Ils veulent y croire. A la veille des conversations de tout à l’heure, à Bruxelles, entre les 28 dirigeants européens et le Premier ministre turc, l’Allemagne, la France et le président du Conseil européen, Donald Tusk, voulaient croire en la possibilité d’arriver à juguler la crise des réfugiés.

La première raison en est que la fermeture des frontières sur ce qu’on appelle la route des Balkans, celle qui mène les réfugiés de la Grèce au nord de l’Europe, a fait baisser le ton dans les pays qu’ils traversaient ou atteignaient. Leurs capitales en vitupèrent un peu moins l’Allemagne et la Commission européenne. Elles en sont un peu plus disposées à réenvisager des approches communes et cela d’autant plus que la Turquie, deuxième raison de ce soudain optimisme, semble désormais prête à vraiment épauler l’Union.

La Turquie a, comme on dit, « réadmis » ce week-end plusieurs centaines de migrants partis de ces côtes vers la Grèce et qui n’avaient pas droit au statut de réfugiés. Elle devrait, surtout, finaliser aujourd’hui, à Bruxelles, son accord sur l’intervention, en mer Egée, de bâtiments de l’Otan qui signaleront à sa marine les bateaux de réfugiés voguant vers les îles grecques et qu’elle se chargera, alors, de faire revenir vers ses rives.

La Turquie paraît, autrement dit, vouloir réduire le nombre de réfugiés partant de son territoire vers cette porte de l’Union qu’est la Grèce.

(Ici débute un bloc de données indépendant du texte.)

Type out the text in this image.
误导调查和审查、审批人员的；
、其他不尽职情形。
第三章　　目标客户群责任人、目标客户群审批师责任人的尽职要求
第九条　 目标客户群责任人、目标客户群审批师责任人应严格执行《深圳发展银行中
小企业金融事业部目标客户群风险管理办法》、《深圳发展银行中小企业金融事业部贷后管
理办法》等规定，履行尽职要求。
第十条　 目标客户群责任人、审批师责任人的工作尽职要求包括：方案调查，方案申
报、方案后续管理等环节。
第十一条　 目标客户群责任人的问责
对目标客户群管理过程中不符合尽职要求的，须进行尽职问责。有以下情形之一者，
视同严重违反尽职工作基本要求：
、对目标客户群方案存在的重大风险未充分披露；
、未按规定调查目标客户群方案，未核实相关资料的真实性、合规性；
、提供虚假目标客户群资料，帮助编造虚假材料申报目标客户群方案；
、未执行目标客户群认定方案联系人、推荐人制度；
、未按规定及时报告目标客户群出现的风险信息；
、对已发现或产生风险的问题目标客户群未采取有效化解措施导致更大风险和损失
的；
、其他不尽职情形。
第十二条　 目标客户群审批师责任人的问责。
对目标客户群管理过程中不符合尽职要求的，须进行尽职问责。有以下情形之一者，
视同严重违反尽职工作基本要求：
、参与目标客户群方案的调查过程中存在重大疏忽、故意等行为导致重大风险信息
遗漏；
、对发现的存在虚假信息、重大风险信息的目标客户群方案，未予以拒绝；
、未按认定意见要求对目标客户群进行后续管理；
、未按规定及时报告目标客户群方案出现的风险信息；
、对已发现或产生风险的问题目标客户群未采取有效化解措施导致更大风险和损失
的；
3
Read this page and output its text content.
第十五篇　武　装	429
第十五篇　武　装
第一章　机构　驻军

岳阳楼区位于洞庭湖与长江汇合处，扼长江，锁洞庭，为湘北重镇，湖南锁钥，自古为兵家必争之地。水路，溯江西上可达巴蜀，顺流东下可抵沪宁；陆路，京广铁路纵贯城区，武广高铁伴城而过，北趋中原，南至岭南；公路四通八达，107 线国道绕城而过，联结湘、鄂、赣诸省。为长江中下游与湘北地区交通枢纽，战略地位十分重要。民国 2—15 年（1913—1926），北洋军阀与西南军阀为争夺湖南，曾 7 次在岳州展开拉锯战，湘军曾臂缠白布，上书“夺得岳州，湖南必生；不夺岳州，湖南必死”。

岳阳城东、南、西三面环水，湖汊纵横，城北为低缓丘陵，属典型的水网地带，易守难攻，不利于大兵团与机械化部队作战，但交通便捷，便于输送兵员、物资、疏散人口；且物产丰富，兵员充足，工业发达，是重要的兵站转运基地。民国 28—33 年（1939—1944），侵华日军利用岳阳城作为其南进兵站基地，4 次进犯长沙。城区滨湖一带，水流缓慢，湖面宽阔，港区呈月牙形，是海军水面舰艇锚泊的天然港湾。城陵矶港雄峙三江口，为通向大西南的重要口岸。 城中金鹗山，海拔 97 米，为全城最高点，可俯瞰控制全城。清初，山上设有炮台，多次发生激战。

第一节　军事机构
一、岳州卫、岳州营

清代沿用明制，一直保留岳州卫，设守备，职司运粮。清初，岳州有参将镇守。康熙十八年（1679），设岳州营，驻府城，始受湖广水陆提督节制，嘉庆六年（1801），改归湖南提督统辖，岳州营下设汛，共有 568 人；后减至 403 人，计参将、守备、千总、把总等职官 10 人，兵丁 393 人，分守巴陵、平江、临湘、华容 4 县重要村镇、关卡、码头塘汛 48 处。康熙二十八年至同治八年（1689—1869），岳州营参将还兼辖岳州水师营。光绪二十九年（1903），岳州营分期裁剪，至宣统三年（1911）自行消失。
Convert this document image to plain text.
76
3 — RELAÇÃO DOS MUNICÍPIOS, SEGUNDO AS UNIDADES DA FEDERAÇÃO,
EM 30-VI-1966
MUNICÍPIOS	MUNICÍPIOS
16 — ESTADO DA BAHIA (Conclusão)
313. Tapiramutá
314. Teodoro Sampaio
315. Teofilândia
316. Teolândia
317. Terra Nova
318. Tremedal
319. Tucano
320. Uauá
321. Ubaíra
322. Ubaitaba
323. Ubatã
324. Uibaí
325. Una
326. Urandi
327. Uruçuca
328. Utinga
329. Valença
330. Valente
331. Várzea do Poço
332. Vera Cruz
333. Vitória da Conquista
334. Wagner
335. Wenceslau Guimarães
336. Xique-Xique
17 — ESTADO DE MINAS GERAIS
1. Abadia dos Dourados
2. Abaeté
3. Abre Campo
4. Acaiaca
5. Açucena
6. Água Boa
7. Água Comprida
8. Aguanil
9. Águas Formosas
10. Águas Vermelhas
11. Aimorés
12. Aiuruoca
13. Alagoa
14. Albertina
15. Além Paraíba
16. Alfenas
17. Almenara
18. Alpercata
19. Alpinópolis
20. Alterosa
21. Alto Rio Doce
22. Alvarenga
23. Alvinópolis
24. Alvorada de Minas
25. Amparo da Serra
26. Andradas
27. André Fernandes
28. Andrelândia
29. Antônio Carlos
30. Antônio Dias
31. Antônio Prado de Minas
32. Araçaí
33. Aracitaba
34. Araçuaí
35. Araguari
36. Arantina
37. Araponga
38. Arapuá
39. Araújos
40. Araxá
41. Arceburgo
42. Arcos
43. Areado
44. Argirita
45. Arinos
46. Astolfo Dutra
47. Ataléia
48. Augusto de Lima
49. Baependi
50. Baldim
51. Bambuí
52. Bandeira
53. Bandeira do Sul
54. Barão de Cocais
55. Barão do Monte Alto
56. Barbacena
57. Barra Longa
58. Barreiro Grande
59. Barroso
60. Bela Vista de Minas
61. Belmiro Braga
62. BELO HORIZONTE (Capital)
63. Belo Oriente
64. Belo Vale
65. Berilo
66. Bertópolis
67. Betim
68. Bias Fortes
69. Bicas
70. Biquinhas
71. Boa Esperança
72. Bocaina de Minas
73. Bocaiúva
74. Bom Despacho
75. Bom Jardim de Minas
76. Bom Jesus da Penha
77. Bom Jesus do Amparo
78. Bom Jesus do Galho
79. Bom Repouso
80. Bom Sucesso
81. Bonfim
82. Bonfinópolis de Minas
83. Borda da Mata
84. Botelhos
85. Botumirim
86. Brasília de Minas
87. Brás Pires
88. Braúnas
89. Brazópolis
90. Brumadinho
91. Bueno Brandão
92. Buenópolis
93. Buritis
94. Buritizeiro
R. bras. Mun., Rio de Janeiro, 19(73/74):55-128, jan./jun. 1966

Les 3 milliards de fonds européens qui lui avaient été promis en échange des dépenses supplémentaires que cela implique pour elle commencent du coup à se débloquer et, parallèlement, l’Union va dégager de quoi financer l’hébergement des 30 000 et, bientôt, 100 000 demandeurs d’asile bloqués en Grèce en attendant que s’y fasse le tri entre réfugiés qui y ont droit et migrants économiques qui seront éconduits.

Le dispositif imaginé depuis septembre serait donc en train de se mettre en place pendant que se renforce le contrôle des frontières extérieures de l’Union et, à entendre les responsables nationaux et européens de ce dossier, cela devrait permettre une diminution du nombre de nouveaux réfugiés dans l’Union puis un retour à un fonctionnement normal de l’Espace Schengen.

Il est bien trop tôt pour dire si cet optismisme est fondé mais le fait est que l’Union se barricade, qu'elle fait tout pour ne pas laisser aux réfugiés l’espoir d’atteindre ses côtes et que la Turquie paraît maintenant vouloir profiter de cette crise pour se rapprocher de l’Europe.

Au plus mal avec la Russie et en froid avec les Etats-Unis auxquels elle reproche leur soutien aux Kurdes syriens, la Turquie parait avoir compris que ce n’est qu’auprès de ces Européens qui ont tant besoin d’elle qu’elle peut aujourd’hui trouver des appuis.

Raison d'Etat des deux côtés, c’est du donnant-donnant et une carte d’autant plus intéressante pour le président turc, Recep Erdogan, qu’il a tout intérêt à afficher une bonne entente avec l’Europe alors qu’il muselle sa presse, réprime ses Kurdes et s’affirme en sultan sans partage.